Asian dependence on exports to the West can be reduced only by more Asian consumption and intra-Asian trade. However, intra-Asian trade is hindered by impediments to the flow of capital within the region and to cross-border financial business.
One such impediment is mechanical. Cross-border payments systems for large, wholesale transactions in Asia are generally state-of-the-art. However, cross-border retail transactions are less developed and threaten to hold back the burgeoning area of e-commerce.
Asian regulators should seek to improve current payments systems by:
- Ensuring the provision of payment-and-settlement infrastructure with multiple currency capabilities and extended services covering lower value transactions.

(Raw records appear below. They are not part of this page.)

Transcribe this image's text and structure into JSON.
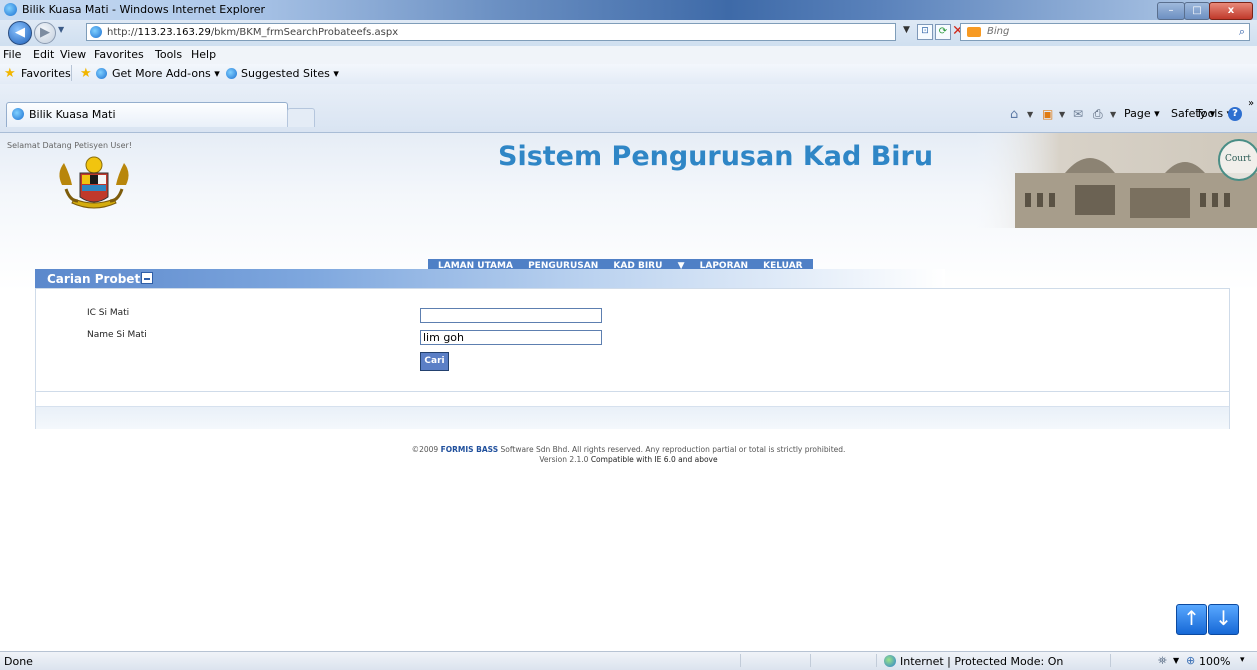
{
  "window": {
    "title": "Bilik Kuasa Mati - Windows Internet Explorer",
    "minimize": "–",
    "maximize": "□",
    "close": "x"
  },
  "address_bar": {
    "url_prefix": "http://",
    "url_host": "113.23.163.29",
    "url_path": "/bkm/BKM_frmSearchProbateefs.aspx",
    "search_placeholder": "Bing",
    "back": "◀",
    "forward": "▶"
  },
  "menu": [
    "File",
    "Edit",
    "View",
    "Favorites",
    "Tools",
    "Help"
  ],
  "favorites_bar": {
    "favorites": "Favorites",
    "get_addons": "Get More Add-ons ▾",
    "suggested_sites": "Suggested Sites ▾"
  },
  "tab": {
    "label": "Bilik Kuasa Mati"
  },
  "command_bar": {
    "page": "Page ▾",
    "safety": "Safety ▾",
    "tools": "Tools ▾",
    "more": "»"
  },
  "page": {
    "welcome": "Selamat Datang Petisyen User!",
    "system_title": "Sistem Pengurusan Kad Biru",
    "court_badge": "Court",
    "nav": [
      "LAMAN UTAMA",
      "PENGURUSAN",
      "KAD BIRU",
      "▼",
      "LAPORAN",
      "KELUAR"
    ],
    "section_title": "Carian Probet",
    "form": {
      "ic_label": "IC Si Mati",
      "ic_value": "",
      "name_label": "Name Si Mati",
      "name_value": "lim goh",
      "search_button": "Cari"
    },
    "footer": {
      "line1_prefix": "©2009",
      "company": "FORMIS BASS",
      "line1_suffix": "Software Sdn Bhd. All rights reserved. Any reproduction partial or total is strictly prohibited.",
      "line2_prefix": "Version 2.1.0",
      "line2_suffix": "Compatible with IE 6.0 and above"
    },
    "scroll_up": "↑",
    "scroll_down": "↓"
  },
  "status_bar": {
    "status": "Done",
    "zone": "Internet | Protected Mode: On",
    "zoom": "100%",
    "zoom_arrow": "▾"
  }
}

- Supporting international standards on e-payments to enhance efficiency and connectivity.
- Closely monitoring and ensuring the security of digital payment solutions which emerge in the private sector.
An uncoordinated approach to regulation also drives up the cost of cross-region business, as financial firms need to comply with materially different regimes. More importantly, regulatory inconsistency can create systemic risk. For example, different levels of deposit insurance create the potential for massive and destabilizing cross-border flows during stress periods.
Asia remains the world’s most economically dynamic region. To continue its progress, however, Asia’s financial sector must modernize. Bringing this about won’t be easy, especially at a time of global financial and political instability; the difference between success and failure can have major consequences for the future of these nations. But the profound economic reforms made over recent decades show that it can be done, and that emerging Asian countries can continue their extraordinary progress.
This piece first appeared in 2014 edition of the Oliver Wyman Risk Journal.